Wer in der zweiten Hälfte des letzten Jahrhunderts jung war, der ist ein Sinnsucher alter Zeitrechnung. Bis dahin war Sinn in der Welt. Er war irgendwie vorhanden, darin eingeboren, geborgen. Man musste nur herausfinden, welche Nuance der eigenen Persönlichkeit entsprach. Das schien schwer genug, doch die Unternehmung selbst stand außer Frage. Sinn war real und Sinn war ideales Ziel des Lebens. Wir waren die Bogenschützen, die versuchten, ganz eins mit dem Ziel zu werden. Als Abenteurer des eigenen Schicksals ging man früher auf die Reise in die Fremde. Die Welt war der Spielraum des Ich, man konnte sich in der Jugend grenzenlos in die Zukunft entwerfen.

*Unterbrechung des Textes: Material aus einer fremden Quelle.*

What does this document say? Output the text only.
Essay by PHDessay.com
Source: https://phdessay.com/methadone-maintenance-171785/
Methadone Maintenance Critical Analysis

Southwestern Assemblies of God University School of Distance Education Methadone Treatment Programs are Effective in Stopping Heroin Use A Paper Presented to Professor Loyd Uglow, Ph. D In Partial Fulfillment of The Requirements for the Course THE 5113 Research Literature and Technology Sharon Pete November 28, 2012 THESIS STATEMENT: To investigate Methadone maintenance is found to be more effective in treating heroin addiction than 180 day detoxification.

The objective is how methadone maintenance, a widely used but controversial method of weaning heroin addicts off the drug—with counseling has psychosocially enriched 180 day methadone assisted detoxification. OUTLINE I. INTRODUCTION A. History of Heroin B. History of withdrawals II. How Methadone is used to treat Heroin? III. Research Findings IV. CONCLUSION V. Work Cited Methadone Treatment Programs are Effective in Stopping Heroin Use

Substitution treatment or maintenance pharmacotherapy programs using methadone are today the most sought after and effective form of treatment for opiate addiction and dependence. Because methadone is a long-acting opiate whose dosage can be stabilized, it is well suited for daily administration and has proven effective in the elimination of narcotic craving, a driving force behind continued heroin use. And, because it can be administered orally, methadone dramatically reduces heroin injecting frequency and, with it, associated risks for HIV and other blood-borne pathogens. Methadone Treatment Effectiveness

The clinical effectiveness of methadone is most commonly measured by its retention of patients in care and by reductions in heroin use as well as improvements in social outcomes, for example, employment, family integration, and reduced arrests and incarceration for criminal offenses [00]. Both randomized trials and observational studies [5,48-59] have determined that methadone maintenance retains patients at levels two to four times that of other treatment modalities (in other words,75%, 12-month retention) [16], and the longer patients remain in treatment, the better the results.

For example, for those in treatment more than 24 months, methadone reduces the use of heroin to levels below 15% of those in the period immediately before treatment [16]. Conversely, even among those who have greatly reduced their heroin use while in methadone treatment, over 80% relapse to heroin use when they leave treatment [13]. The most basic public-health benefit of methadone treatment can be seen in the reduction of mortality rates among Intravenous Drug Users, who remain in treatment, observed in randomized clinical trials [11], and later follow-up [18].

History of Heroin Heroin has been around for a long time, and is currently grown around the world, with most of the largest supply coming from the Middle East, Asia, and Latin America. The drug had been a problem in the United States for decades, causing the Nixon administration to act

Heutigen Jugendlichen könnte diese Beschreibung, je nach Veranlagung lachhaft oder zum Weinen scheinen. Die Fremde liegt nicht länger in irgendeiner Ferne, sie wartet vor der Haustür. Eine sinnleere Welt, dem Herzen fremd, nur auf Zwecke eingerichtet, auf den Strukturwahnsinn unserer Wirtschaftsweise eingeschworen. Sinn scheint ein Luxusgut, das man sich leisten können muss. Fraglich ist nicht mehr die sogenannte Selbstverwirklichung, sondern die pure Selbstermöglichung. Werde ich Arbeit, Einkommen, Familie ... haben können? Wie es überhaupt möglich sein soll im Gebilde des Irrsinns der Gegenwartswelt zu überleben – mit dieser Hamletfrage ist der heutige Sinnsucher konfrontiert. Ermöglichung spielt viel stärker im Willen als im Gefühl. Damit sind wir trotz allem den Weltidealen von gestern einen Schritt näher und tiefer in existenzieller Hinsicht. Traurig aber ist und bleibt es, dass die letzten Sinnsucher-Generationen es den Heutigen so schwer gemacht haben. Es wird Zeit, dass zu leisten, was wir damals von der Kriegsgeneration gefordert haben: die Aufarbeitung der eigenen Versäumnisse und Schulden. Wir Träumer der Vergangenheit haben uns im Ressourcenverbrauch des Guten und Sinnvollen eine gewaltige Illusion geleistet. In den Worten des Dichters Rilke lautet sie: »Und ich dachte noch, das Leben hörte niemals auf zu geben ...« Jugendliche leben dagegen jetzt in einer Welt, in der sich das Sinnvolle nur noch im lapidaren Sinne Kästners finden lässt: »Es gibt nichts Gutes, außer man tut es.«
Sinn liegt damit in der Selbstverantwortung des Handelns. Wir haben den Heranwachsenden eine relativ heillose, lieblose Welt (von wegen: power, flower, love, peace, happyness…) im digitalen Takt, unter dem Kommando des Geldes eingerichtet. Nun sind sie schöpferisch gefordert als Zukunftskünstler neue Quellen der Lebenskraft – denn das ist Sinn – zu erschließen. Das mindeste, was wir dazu tun können, erfordert eine doppelte Kraftanstrengung, die auf den ersten Blick sogar gegensätzlich scheint. Auf jede Bevormundung und Überfürsorge radikal zu verzichten, ihre Autonomie unter allen Umständen zu achten. Zugleich aber als Repräsentanten der sinnvollen Einrichtung der Welt, die Stellung des menschlichen Ich zu verteidigen. Gegen den Sog der Leere, Widerstand zu leisten. Unseren Hoffnungsanker von gestern als Segel in die Zukunft zu setzen. So dass sie sehen: Dasein ist möglich. Herzlich Willkommen in der Welt!